Victorian-era Michigan Capitol ceilings draw new attention
Lansing — Michigan’s state Capitol is opening a new underground visitor and event center inside Heritage Hall this summer that will feature the historic building’s ceilings designs created by Christian Weidemann, according to Capitol historian and curator Valerie Marvin.
Weidemann was a Detroit artist who was the foreman for the Capitol’s decoration and painting project from 1885 to 1890, according to Marvin.
The exhibit has been under construction for two to three years and will include new orientation rooms, a conservation lab, historical exhibits and space for historical programming. It’s expected to be home to large meetings, events and functions.

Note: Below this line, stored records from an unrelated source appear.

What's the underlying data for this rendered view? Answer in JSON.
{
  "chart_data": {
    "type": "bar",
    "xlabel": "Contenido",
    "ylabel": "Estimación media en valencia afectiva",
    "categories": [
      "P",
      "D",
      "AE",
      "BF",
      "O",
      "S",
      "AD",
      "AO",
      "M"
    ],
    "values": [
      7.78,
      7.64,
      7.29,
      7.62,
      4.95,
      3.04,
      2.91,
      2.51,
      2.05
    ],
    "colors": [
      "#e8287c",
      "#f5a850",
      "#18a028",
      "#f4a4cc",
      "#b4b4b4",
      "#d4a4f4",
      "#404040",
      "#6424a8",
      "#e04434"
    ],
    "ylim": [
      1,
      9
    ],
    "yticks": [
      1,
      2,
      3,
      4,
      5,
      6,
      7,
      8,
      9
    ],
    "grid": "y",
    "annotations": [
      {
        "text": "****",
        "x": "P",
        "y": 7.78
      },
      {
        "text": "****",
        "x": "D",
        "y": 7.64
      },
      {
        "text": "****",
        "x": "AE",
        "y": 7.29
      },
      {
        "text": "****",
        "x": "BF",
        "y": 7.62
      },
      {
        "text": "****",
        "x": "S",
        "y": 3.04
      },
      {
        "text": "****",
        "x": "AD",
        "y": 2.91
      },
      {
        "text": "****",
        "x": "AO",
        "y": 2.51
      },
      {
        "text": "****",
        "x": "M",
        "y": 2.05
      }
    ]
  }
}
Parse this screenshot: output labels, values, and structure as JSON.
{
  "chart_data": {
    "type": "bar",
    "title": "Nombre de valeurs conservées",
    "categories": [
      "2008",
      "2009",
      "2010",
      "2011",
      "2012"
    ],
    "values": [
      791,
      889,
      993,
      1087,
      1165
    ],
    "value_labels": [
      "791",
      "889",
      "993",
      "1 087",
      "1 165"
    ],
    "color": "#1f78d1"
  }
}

Weidemann worked at the William Wright Co. and likely did the original artwork in the 19th century when it was first built, according to Marvin. The art was inspired by the Victorian artwork of the 19th and early 20th centuries, which was popular during that time.
“The Victorians believed that beautiful surroundings would inspire people to do their best work,” Marvin said. “The Victorians would often put a lot of decoration on the ceilings, and they wanted to make your eyes go up.”
“In this period, tall buildings were hard to build, so the idea is, if our eyes are constantly going up, it makes us think the spaces are bigger than what they really are,” Marvin said.
State Capitol Commission member Bill Kandler said it’s “pretty unique and special.”
“We’ve been told that Michigan’s state Capitol has one of the finest examples of Victorian interior of any public building in the country,” Kandler said.
David Kidd, a photojournalist at Governing magazine who visited 30 state capitols over the last dozen years, saw Weidmann’s work on the Capitol’s ceilings and said it stands out to him because of the bold and bright colors that cover every surface.
Since cheaper materials were used in construction, artists painted over cast-iron columns and made them look like marble, according to Kidd. He said he’s not used to seeing every interior surface covered in paint.
“Some of the decorations are done with metallic paints, something that I have not seen at other state capitols,” Kidd said. “I am amazed at the amount of intricate detail in the hand-painted decorations that cover the ceiling.”